La defensa del senador Miguel Ángel Calisto, cuestionó el nuevo cierre de la investigación por un presunto fraude al Fisco y la acusación presentada por la Fiscalía, luego de sostener que el Ministerio Público habría considerado antecedentes incorporados durante la etapa final de la causa a los que sus abogados no tuvieron acceso.
El cuestionamiento se produjo tras la audiencia realizada el viernes, luego de que la Fiscalía cerrara nuevamente la investigación y acusara a ocho imputados por delitos reiterados de fraude al Fisco y fraude de subvenciones. El Ministerio Público estima que el perjuicio fiscal supera los $100 millones y solicitó nuevamente el desafuero de Calisto.
Según explicó el abogado defensor, Nelson Salas, el imputado Ronald Cárcamo modificó su versión de los hechos durante el tramo final de la investigación y aportó nuevos antecedentes en formato digital.
De acuerdo con la defensa, estos elementos fueron considerados por la Fiscalía para sustentar la nueva acusación contra el senador, pese a que sus abogados no habrían podido acceder a ellos.
“Lo que nosotros reclamamos es el derecho a conocer esas pruebas y esos antecedentes que fueron determinantes para el Ministerio Público. Tenemos derecho a conocerlos, revisarlos y poder controvertirlos”, señaló Salas.
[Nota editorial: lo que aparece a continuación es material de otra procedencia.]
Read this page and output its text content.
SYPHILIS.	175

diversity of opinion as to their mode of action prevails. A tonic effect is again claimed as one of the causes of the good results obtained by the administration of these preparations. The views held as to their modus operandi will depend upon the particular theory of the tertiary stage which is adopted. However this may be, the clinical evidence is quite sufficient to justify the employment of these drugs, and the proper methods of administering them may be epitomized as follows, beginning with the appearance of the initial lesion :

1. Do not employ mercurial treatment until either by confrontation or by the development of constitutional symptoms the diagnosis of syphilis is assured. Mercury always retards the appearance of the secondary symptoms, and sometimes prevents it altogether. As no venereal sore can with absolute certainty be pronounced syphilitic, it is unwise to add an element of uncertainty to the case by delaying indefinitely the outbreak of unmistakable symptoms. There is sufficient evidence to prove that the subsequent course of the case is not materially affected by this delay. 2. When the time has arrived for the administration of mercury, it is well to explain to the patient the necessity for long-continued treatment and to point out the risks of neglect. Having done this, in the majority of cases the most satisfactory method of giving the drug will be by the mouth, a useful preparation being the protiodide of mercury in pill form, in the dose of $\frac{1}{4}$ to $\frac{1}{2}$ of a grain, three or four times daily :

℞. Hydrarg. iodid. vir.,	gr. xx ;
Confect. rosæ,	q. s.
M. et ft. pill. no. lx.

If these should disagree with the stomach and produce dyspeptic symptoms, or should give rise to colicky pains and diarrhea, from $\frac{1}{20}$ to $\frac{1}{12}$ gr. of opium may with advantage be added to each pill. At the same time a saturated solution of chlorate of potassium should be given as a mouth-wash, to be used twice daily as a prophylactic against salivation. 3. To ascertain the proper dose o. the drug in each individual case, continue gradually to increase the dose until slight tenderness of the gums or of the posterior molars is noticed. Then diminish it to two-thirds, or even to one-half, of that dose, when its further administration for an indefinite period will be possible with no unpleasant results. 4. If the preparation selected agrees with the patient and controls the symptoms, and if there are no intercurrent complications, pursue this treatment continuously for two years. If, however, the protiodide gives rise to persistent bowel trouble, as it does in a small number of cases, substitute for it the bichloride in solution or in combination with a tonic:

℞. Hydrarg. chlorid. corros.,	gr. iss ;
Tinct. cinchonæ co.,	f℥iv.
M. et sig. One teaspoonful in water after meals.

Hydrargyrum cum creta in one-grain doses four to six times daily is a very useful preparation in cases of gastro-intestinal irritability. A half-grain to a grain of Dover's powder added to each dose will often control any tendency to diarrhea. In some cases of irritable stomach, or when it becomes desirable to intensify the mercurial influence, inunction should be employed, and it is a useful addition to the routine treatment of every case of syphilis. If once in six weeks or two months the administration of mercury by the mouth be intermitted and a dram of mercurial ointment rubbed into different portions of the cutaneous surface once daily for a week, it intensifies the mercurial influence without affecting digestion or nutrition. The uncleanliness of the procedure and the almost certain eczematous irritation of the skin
El abogado sostuvo que la defensa no busca dilatar el proceso, sino ejercer las garantías que le permiten conocer, analizar y controvertir los antecedentes utilizados para sustentar la imputación.
El cuestionamiento ocurre luego de que el Juzgado de Garantía de Coyhaique ordenara en julio la reapertura de la investigación por 60 días, a solicitud de las defensas, para realizar nuevas diligencias. Entre ellas se contemplaron declaraciones y peritajes.
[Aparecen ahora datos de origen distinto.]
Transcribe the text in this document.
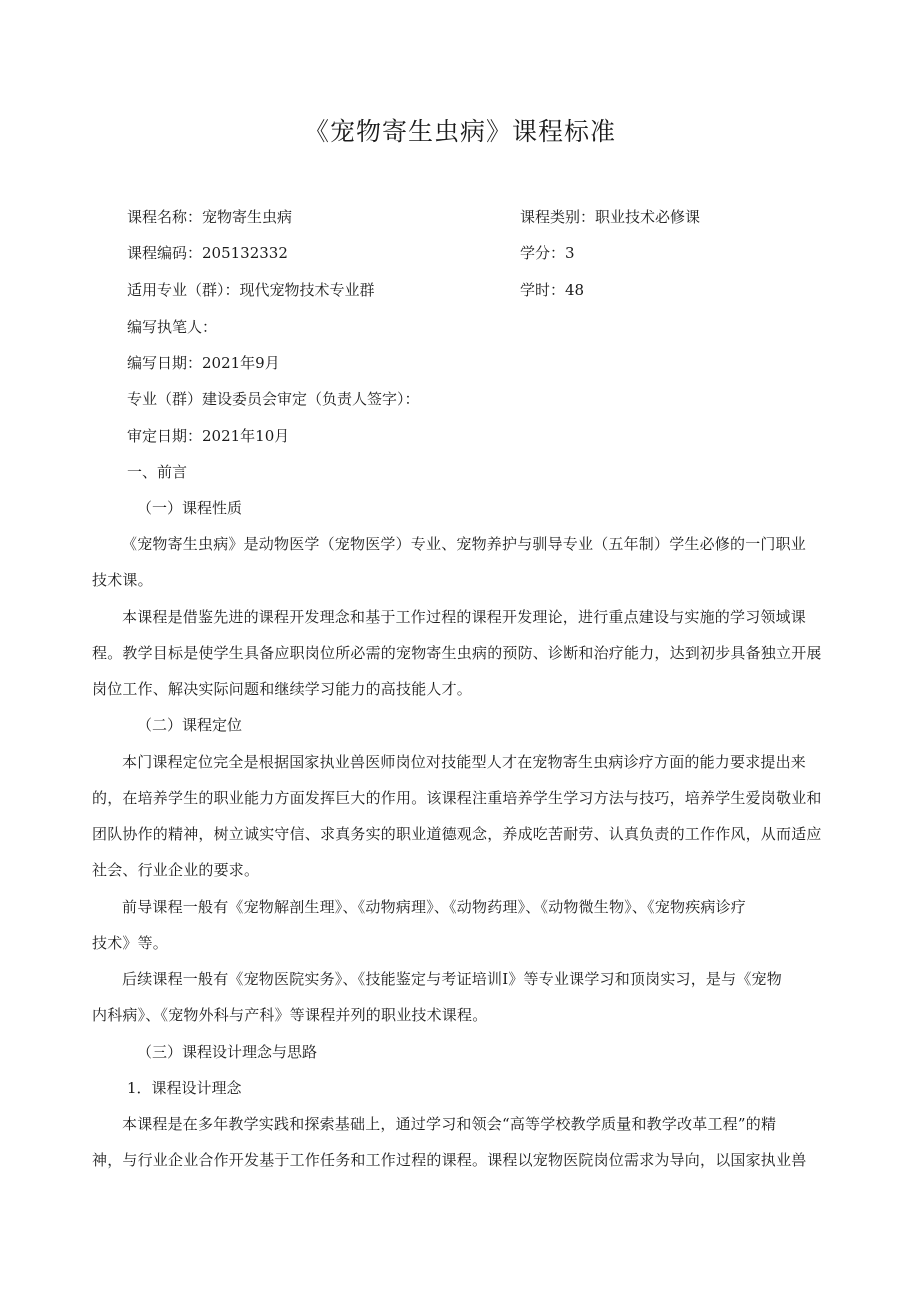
《宠物寄生虫病》课程标准
课程名称：宠物寄生虫病	课程类别：职业技术必修课
课程编码：205132332	学分：3
适用专业（群）：现代宠物技术专业群	学时：48
编写执笔人：
编写日期：2021年9月
专业（群）建设委员会审定（负责人签字）：
审定日期：2021年10月
一、前言
（一）课程性质
《宠物寄生虫病》是动物医学（宠物医学）专业、宠物养护与驯导专业（五年制）学生必修的一门职业
技术课。
本课程是借鉴先进的课程开发理念和基于工作过程的课程开发理论，进行重点建设与实施的学习领域课
程。教学目标是使学生具备应职岗位所必需的宠物寄生虫病的预防、诊断和治疗能力，达到初步具备独立开展
岗位工作、解决实际问题和继续学习能力的高技能人才。
（二）课程定位
本门课程定位完全是根据国家执业兽医师岗位对技能型人才在宠物寄生虫病诊疗方面的能力要求提出来
的，在培养学生的职业能力方面发挥巨大的作用。该课程注重培养学生学习方法与技巧，培养学生爱岗敬业和
团队协作的精神，树立诚实守信、求真务实的职业道德观念，养成吃苦耐劳、认真负责的工作作风，从而适应
社会、行业企业的要求。
前导课程一般有《宠物解剖生理》、《动物病理》、《动物药理》、《动物微生物》、《宠物疾病诊疗
技术》等。
后续课程一般有《宠物医院实务》、《技能鉴定与考证培训Ⅰ》等专业课学习和顶岗实习，是与《宠物
内科病》、《宠物外科与产科》等课程并列的职业技术课程。
（三）课程设计理念与思路
1．课程设计理念
本课程是在多年教学实践和探索基础上，通过学习和领会“高等学校教学质量和教学改革工程”的精
神，与行业企业合作开发基于工作任务和工作过程的课程。课程以宠物医院岗位需求为导向，以国家执业兽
La Fiscalía cerró nuevamente la causa y presentó una acusación en la que sostiene que las asesorías parlamentarias realizadas por Carla Graf, quien fue contratada por la Cámara de Diputados como asesora de Calisto entre 2018 y 2022, no se habrían efectuado.
El Ministerio Público sostiene que las nuevas declaraciones tomadas durante la reapertura tampoco permitieron establecer cómo, cuándo o de qué manera Graf habría realizado las labores por las que recibió remuneraciones.
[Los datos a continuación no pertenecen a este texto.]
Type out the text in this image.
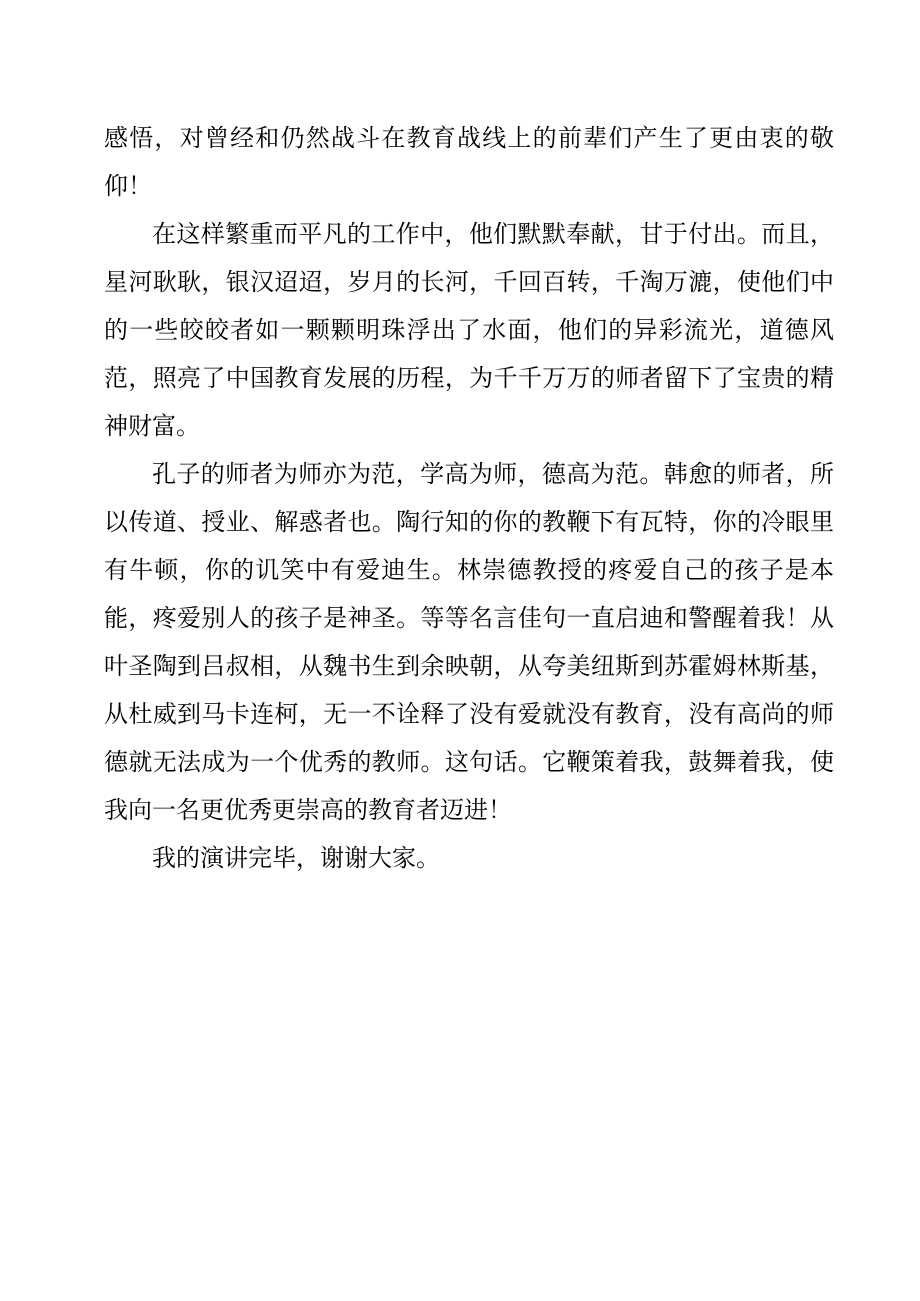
感悟，对曾经和仍然战斗在教育战线上的前辈们产生了更由衷的敬仰！

在这样繁重而平凡的工作中，他们默默奉献，甘于付出。而且，星河耿耿，银汉迢迢，岁月的长河，千回百转，千淘万漉，使他们中的一些皎皎者如一颗颗明珠浮出了水面，他们的异彩流光，道德风范，照亮了中国教育发展的历程，为千千万万的师者留下了宝贵的精神财富。

孔子的师者为师亦为范，学高为师，德高为范。韩愈的师者，所以传道、授业、解惑者也。陶行知的你的教鞭下有瓦特，你的冷眼里有牛顿，你的讥笑中有爱迪生。林崇德教授的疼爱自己的孩子是本能，疼爱别人的孩子是神圣。等等名言佳句一直启迪和警醒着我！从叶圣陶到吕叔相，从魏书生到余映朝，从夸美纽斯到苏霍姆林斯基，从杜威到马卡连柯，无一不诠释了没有爱就没有教育，没有高尚的师德就无法成为一个优秀的教师。这句话。它鞭策着我，鼓舞着我，使我向一名更优秀更崇高的教育者迈进！

我的演讲完毕，谢谢大家。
La acusación además plantea que parte de los recursos fiscales involucrados habría terminado beneficiando a Calisto, Ronald Cárcamo y otras personas vinculadas al entonces Partido Demócrata Cristiano.
La defensa mantiene una versión distinta y ha sostenido previamente que Graf sí prestó servicios de apoyo a la función parlamentaria, señalando que existirían declaraciones, mensajes de WhatsApp y documentos que respaldarían esa posición.
Frente a la nueva acusación, Calisto afirmó estar disponible para enfrentar las instancias judiciales correspondientes, aunque insistió en la necesidad de que su defensa pueda conocer los antecedentes utilizados por el Ministerio Público.
“Estoy disponible para enfrentar las instancias que correspondan y que la justicia determine la verdad de los hechos. Pero también tengo derecho a defenderme y a conocer los antecedentes que sustentan una acusación en mi contra. Si existen nuevos antecedentes que fueron determinantes para tomar esta decisión, lo mínimo es que mi defensa pueda conocerlos y revisarlos”, sostuvo el senador.
La defensa adelantó que recurrirá a las instancias judiciales correspondientes para cuestionar las decisiones adoptadas durante esta etapa del proceso y prepara un recurso de amparo, argumentando una eventual vulneración del derecho a defensa.